Something similar is also not an affidavit of being soulmates, as more often than not, the similarities become a mirror you want to escape from. 

But as much as opposites might attract, 
You were jumping from surrealism to impressionism
While I was sitting in front of The Almond Blossoms to see every brushstroke and trying desperately to understand why someone who painted something so beautiful was eating paint to accidentally stumble upon happiness.

You were using language with words that have meaning, but not together
And I, like an old woman, was gathering sticks and stones of expressions to make enough fire to warm my soul.

Representational image.

You were telling me how Chernobyl was an example of human corruption and the predisposition of human is of social cannibalism since they don’t realise that they end up devouring their own in greed.

I could only think of whether each person there realised that it would be the last time they share breakfast with their family and kiss their loved ones goodbye before leaving or whether their whole life flashed before their eyes like a glitchy DVD in backwards with no sign of the times they hated the person now they are thinking of moments before their death. 

You told me not to think too much into things as I finally understood what “people hearing without listening” might mean.

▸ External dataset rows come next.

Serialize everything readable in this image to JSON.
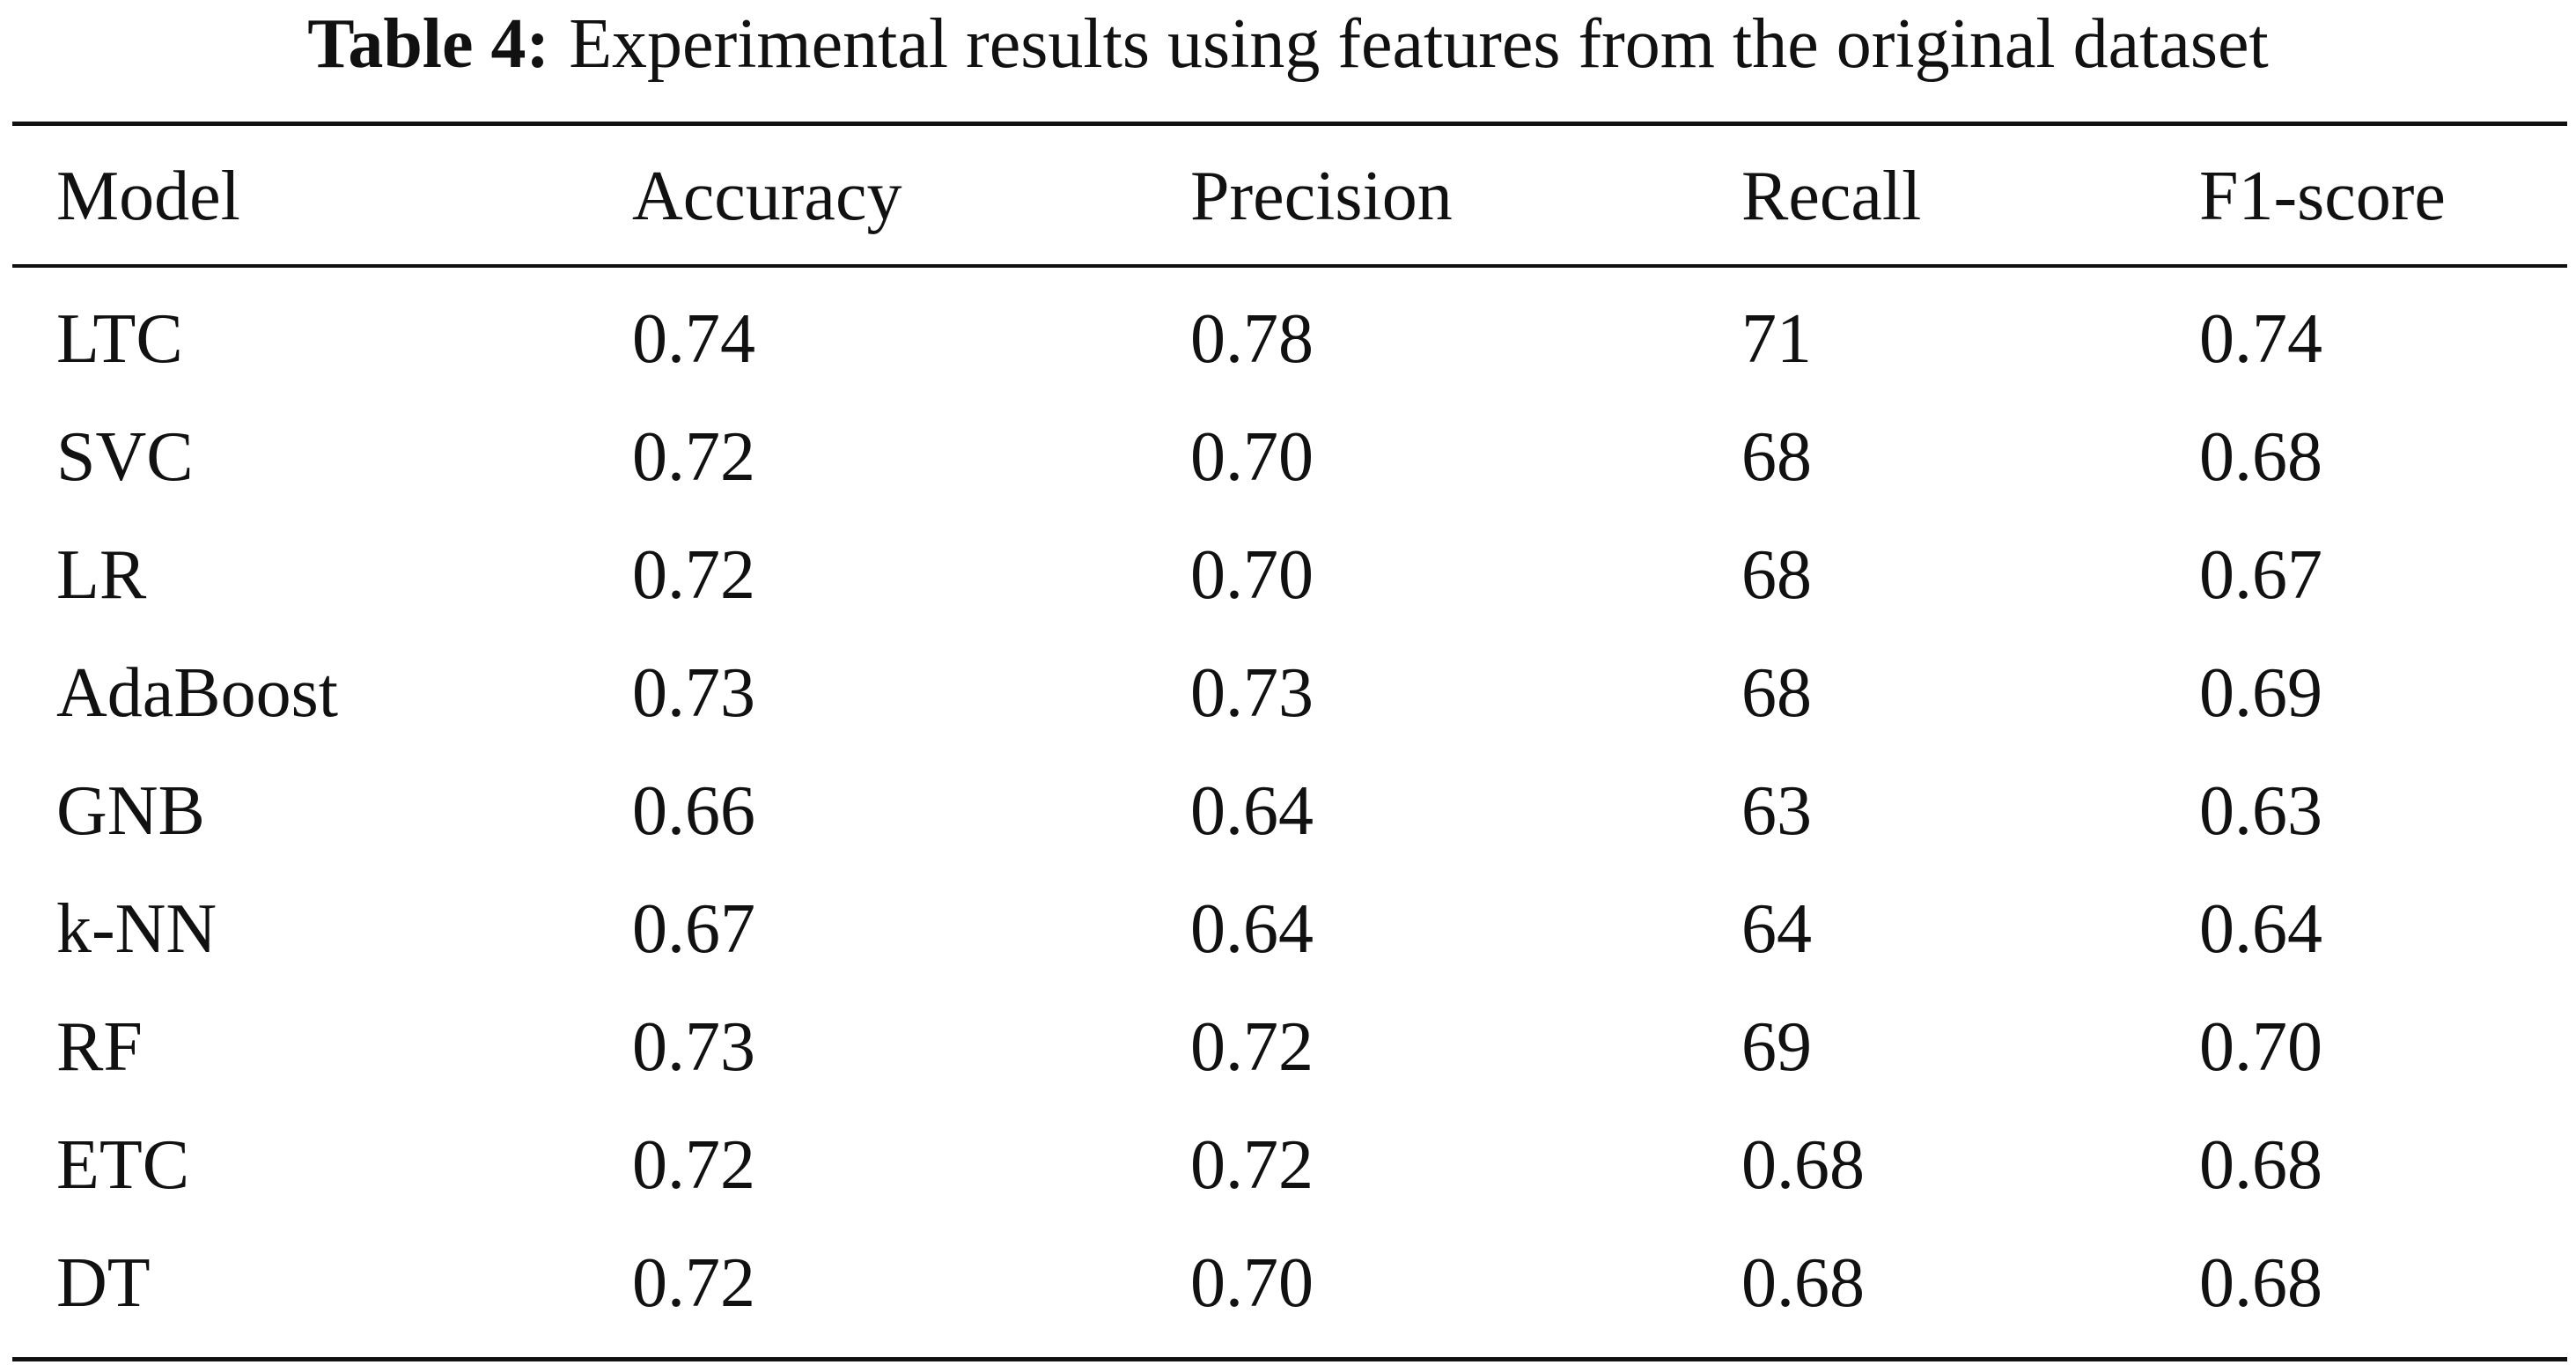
{
  "caption": {
    "label": "Table 4:",
    "text": "Experimental results using features from the original dataset"
  },
  "table": {
    "columns": [
      "Model",
      "Accuracy",
      "Precision",
      "Recall",
      "F1-score"
    ],
    "rows": [
      [
        "LTC",
        "0.74",
        "0.78",
        "71",
        "0.74"
      ],
      [
        "SVC",
        "0.72",
        "0.70",
        "68",
        "0.68"
      ],
      [
        "LR",
        "0.72",
        "0.70",
        "68",
        "0.67"
      ],
      [
        "AdaBoost",
        "0.73",
        "0.73",
        "68",
        "0.69"
      ],
      [
        "GNB",
        "0.66",
        "0.64",
        "63",
        "0.63"
      ],
      [
        "k-NN",
        "0.67",
        "0.64",
        "64",
        "0.64"
      ],
      [
        "RF",
        "0.73",
        "0.72",
        "69",
        "0.70"
      ],
      [
        "ETC",
        "0.72",
        "0.72",
        "0.68",
        "0.68"
      ],
      [
        "DT",
        "0.72",
        "0.70",
        "0.68",
        "0.68"
      ]
    ]
  }
}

I cannot help if I love nothing and everything at the same time. 
I cannot help that I pour myself into every person that crosses my life so much so that in death, I will be empty enough to float my way to hell. 
I cannot help if the only emotional transaction I know of is how to get completely bankrupt. 
I cannot help if I find beauty in the most embarrassingly simple things.
I cannot help if the only ambition I can think of is to be happy one day.

I simply couldn’t keep up with you. 
You remember how Einstein in the theory of relativity had said time can be slow and fast
Distance can be far or near
Even if the only thing you are doing is standing still? 
Maybe I chose to move far as I stand immobile.